Denote $K\vee T$ by $X$.
The suspension of X can be obtained by a quotient map $q:X\times I\to SX$. Now the basepoint $x_0$ is sent to $x'_0=q(x_0,\frac{1}{2})$. Then Consider two open path connected subspace of $I$ ,they are $(m,1]$ and $[0,n)$ where $m\in(0,1/2),n\in(1/2,1)$, then $ x'_0\in q(X\times (m,1])\cap q(X\times [0,n))$.

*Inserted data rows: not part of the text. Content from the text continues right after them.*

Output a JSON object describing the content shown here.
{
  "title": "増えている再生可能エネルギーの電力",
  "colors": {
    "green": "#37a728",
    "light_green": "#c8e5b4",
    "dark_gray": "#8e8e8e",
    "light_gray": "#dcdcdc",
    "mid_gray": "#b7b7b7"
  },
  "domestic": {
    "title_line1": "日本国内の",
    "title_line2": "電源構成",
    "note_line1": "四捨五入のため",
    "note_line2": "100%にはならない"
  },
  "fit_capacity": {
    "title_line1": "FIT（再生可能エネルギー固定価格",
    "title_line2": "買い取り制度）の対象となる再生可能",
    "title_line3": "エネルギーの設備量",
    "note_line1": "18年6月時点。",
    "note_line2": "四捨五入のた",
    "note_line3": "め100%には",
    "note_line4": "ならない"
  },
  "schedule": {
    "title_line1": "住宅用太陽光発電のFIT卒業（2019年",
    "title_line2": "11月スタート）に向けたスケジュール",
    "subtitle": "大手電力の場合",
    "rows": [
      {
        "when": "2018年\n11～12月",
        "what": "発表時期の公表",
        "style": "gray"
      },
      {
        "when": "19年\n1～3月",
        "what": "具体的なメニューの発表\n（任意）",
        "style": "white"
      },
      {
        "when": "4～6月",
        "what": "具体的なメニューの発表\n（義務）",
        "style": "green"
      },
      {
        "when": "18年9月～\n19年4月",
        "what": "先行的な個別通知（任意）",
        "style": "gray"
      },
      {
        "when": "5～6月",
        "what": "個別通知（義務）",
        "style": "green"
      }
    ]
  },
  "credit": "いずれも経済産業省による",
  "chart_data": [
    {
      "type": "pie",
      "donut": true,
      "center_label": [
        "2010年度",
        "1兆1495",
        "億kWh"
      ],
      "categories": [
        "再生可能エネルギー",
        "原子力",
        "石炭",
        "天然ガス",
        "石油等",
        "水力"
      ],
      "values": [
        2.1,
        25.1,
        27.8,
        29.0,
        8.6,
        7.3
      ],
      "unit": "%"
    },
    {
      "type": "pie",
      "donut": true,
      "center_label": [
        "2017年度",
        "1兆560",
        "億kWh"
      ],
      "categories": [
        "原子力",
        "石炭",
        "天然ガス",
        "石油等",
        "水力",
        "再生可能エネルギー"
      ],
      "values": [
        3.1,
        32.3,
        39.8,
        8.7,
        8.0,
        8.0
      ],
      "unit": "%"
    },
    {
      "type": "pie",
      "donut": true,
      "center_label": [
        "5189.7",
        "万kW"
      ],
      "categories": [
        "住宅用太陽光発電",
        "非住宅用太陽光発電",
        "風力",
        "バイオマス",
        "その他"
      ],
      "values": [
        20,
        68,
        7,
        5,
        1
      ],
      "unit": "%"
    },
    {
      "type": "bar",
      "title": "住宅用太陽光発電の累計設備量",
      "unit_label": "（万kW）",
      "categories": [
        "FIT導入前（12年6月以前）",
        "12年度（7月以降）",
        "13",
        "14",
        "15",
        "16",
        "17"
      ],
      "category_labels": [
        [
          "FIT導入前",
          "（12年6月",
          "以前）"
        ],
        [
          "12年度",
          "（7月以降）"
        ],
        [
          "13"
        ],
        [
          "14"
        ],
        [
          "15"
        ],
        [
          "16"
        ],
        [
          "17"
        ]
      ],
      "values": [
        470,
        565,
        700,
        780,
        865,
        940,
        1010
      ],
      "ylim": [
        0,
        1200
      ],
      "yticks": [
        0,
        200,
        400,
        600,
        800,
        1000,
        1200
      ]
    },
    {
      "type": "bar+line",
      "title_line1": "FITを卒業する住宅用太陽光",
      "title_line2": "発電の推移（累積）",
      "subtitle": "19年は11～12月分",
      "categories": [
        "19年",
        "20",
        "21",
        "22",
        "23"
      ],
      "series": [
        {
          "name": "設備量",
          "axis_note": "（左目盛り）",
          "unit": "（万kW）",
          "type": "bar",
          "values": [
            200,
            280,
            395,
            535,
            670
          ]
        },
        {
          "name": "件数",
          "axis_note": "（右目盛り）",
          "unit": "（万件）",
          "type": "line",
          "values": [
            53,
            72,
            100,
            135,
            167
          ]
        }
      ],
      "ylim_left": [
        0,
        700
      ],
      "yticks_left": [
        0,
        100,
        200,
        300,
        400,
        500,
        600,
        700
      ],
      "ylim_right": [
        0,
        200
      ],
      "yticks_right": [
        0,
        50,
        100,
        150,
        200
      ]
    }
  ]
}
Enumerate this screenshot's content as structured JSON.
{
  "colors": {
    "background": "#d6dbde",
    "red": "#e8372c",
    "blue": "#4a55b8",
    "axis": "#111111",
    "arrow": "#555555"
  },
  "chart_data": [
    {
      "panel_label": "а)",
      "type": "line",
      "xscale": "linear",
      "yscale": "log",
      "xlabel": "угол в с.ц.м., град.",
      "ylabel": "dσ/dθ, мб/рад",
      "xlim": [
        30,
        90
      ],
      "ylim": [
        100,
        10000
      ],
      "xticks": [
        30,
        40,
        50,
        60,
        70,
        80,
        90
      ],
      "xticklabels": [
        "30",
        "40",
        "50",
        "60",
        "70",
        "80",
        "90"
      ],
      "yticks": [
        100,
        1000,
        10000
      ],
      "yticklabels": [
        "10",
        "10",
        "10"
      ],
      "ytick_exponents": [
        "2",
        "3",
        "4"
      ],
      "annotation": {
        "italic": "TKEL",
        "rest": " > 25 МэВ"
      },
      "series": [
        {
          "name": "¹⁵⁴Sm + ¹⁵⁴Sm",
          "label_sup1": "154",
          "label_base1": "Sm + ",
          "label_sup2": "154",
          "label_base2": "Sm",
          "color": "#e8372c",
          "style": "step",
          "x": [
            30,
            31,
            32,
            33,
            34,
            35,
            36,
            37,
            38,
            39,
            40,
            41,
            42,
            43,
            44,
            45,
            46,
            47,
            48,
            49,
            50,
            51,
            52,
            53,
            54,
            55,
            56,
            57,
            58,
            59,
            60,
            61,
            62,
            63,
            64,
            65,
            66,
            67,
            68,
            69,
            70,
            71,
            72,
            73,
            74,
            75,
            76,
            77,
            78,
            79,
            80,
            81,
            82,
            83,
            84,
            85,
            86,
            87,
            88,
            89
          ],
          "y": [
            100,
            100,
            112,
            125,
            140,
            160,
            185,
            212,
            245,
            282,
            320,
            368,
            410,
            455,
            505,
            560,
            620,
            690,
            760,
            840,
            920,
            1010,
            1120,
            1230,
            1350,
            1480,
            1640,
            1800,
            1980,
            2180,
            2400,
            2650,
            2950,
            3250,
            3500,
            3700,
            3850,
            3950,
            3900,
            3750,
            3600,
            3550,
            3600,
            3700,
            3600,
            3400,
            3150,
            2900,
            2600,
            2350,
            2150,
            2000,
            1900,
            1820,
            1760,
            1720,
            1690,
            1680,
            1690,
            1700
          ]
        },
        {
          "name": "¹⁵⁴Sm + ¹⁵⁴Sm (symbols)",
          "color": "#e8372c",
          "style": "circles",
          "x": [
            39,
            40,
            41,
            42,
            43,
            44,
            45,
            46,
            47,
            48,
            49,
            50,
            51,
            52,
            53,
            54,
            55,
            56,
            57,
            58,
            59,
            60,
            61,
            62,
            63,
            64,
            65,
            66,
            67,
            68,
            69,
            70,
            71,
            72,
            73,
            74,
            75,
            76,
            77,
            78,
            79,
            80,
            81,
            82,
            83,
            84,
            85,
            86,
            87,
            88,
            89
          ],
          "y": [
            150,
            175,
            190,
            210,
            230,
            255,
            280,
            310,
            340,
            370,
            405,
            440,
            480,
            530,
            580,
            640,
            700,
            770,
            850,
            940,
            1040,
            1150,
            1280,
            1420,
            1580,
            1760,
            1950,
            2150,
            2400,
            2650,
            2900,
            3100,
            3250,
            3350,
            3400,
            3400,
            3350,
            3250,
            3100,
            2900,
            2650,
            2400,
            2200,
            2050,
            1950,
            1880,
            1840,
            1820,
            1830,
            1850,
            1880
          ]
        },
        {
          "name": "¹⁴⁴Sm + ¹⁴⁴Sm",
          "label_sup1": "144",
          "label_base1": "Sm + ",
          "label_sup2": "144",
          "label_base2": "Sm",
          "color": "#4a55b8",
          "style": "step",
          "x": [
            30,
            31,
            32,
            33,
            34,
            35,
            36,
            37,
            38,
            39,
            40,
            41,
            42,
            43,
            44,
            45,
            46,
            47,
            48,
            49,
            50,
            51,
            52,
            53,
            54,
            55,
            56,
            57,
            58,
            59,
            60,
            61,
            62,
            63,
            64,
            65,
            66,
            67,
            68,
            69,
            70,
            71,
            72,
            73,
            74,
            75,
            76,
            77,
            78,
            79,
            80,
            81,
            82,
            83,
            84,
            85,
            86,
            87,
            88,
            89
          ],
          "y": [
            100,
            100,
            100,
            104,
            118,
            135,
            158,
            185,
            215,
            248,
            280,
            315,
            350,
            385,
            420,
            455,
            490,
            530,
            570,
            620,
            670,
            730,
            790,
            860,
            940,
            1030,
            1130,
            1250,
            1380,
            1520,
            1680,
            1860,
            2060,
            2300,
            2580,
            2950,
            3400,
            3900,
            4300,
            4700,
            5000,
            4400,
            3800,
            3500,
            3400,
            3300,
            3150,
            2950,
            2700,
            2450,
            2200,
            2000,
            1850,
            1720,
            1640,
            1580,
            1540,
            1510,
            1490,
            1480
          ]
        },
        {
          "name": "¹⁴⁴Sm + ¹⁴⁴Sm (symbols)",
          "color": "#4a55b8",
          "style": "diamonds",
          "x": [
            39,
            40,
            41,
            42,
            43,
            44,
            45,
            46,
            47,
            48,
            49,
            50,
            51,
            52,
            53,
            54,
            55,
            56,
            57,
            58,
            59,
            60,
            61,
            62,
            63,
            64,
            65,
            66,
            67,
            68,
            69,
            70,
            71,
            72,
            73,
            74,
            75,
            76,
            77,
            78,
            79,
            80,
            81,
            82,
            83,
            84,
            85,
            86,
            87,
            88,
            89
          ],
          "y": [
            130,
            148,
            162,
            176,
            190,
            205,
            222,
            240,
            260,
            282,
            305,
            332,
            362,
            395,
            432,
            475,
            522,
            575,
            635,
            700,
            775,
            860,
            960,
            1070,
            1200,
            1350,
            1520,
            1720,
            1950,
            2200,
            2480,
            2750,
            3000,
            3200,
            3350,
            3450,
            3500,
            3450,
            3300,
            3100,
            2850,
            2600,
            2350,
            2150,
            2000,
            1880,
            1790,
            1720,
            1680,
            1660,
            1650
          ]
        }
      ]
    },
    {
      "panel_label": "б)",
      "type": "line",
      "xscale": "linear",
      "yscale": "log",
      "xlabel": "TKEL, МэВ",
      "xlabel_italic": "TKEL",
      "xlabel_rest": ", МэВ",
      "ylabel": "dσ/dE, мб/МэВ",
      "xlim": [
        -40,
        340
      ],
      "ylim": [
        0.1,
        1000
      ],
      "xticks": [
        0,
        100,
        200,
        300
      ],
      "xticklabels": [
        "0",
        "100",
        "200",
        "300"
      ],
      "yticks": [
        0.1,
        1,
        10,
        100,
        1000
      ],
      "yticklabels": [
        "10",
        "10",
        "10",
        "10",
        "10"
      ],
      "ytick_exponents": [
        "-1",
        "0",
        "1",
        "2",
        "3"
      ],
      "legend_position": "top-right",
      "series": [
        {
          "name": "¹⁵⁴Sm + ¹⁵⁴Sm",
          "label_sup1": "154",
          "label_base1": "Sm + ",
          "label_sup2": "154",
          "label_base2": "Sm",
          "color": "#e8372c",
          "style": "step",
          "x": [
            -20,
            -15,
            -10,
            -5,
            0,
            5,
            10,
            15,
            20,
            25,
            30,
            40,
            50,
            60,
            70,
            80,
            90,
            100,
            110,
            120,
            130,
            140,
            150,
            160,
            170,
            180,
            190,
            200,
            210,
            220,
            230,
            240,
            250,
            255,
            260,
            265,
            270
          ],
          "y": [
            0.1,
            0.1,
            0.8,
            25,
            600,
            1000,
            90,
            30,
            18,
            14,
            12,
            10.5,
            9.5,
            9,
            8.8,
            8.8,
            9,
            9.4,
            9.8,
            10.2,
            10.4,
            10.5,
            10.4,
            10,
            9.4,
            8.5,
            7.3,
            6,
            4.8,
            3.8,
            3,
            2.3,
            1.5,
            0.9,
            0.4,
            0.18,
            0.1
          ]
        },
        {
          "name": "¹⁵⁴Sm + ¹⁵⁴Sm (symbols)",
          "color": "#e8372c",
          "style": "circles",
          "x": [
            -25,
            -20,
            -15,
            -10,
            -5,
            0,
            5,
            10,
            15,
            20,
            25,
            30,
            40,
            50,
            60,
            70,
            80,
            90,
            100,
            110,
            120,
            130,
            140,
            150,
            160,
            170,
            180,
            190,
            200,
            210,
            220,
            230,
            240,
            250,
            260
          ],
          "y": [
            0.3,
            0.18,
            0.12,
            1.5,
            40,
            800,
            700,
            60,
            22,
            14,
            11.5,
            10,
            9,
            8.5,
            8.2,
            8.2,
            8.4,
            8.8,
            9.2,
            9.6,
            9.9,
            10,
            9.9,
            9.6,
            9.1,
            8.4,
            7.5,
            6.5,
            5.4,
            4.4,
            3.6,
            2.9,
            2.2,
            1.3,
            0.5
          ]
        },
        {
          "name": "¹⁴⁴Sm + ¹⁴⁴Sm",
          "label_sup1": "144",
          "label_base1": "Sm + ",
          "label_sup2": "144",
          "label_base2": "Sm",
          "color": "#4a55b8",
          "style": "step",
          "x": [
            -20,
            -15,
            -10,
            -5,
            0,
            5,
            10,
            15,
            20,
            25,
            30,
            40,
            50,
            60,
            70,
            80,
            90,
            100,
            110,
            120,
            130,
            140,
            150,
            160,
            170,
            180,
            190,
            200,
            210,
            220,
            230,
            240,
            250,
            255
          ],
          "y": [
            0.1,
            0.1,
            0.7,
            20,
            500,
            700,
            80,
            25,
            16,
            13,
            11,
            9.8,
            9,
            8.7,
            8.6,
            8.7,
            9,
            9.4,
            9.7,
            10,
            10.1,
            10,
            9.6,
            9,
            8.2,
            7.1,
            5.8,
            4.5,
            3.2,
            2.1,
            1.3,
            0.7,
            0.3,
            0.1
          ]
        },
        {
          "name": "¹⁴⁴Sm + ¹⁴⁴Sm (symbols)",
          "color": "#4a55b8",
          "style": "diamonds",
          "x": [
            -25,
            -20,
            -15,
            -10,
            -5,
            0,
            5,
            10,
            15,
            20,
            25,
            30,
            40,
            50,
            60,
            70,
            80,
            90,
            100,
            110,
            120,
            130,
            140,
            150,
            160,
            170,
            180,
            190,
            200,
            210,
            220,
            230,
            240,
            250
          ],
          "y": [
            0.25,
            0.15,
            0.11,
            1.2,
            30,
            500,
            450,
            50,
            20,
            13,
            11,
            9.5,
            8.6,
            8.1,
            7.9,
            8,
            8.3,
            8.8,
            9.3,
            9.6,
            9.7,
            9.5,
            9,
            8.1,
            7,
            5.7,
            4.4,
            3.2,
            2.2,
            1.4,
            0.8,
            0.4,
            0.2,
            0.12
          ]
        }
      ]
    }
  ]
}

Now, let $A=q(X\times (m,1])$ and $B=q(X\times [0,n))$, both of them are contractible because we can slide each point through a path pointing to $SX\times\{1\}$ and $SX\times \{0\}$, respectively. Take $A$ as an example, it can be contract by $$ G_A((x,s),t)=(x,(1-s)t+s) $$ A similar construction works for $B$. So, $\pi_1(A,x'_0)\approx\pi_1(B,x'_0)=0$ and by Seifert-Van Kampen Thm (we can use it because $X$ is path-connected), $ \pi_1(SX,x'_0)$ is trivial.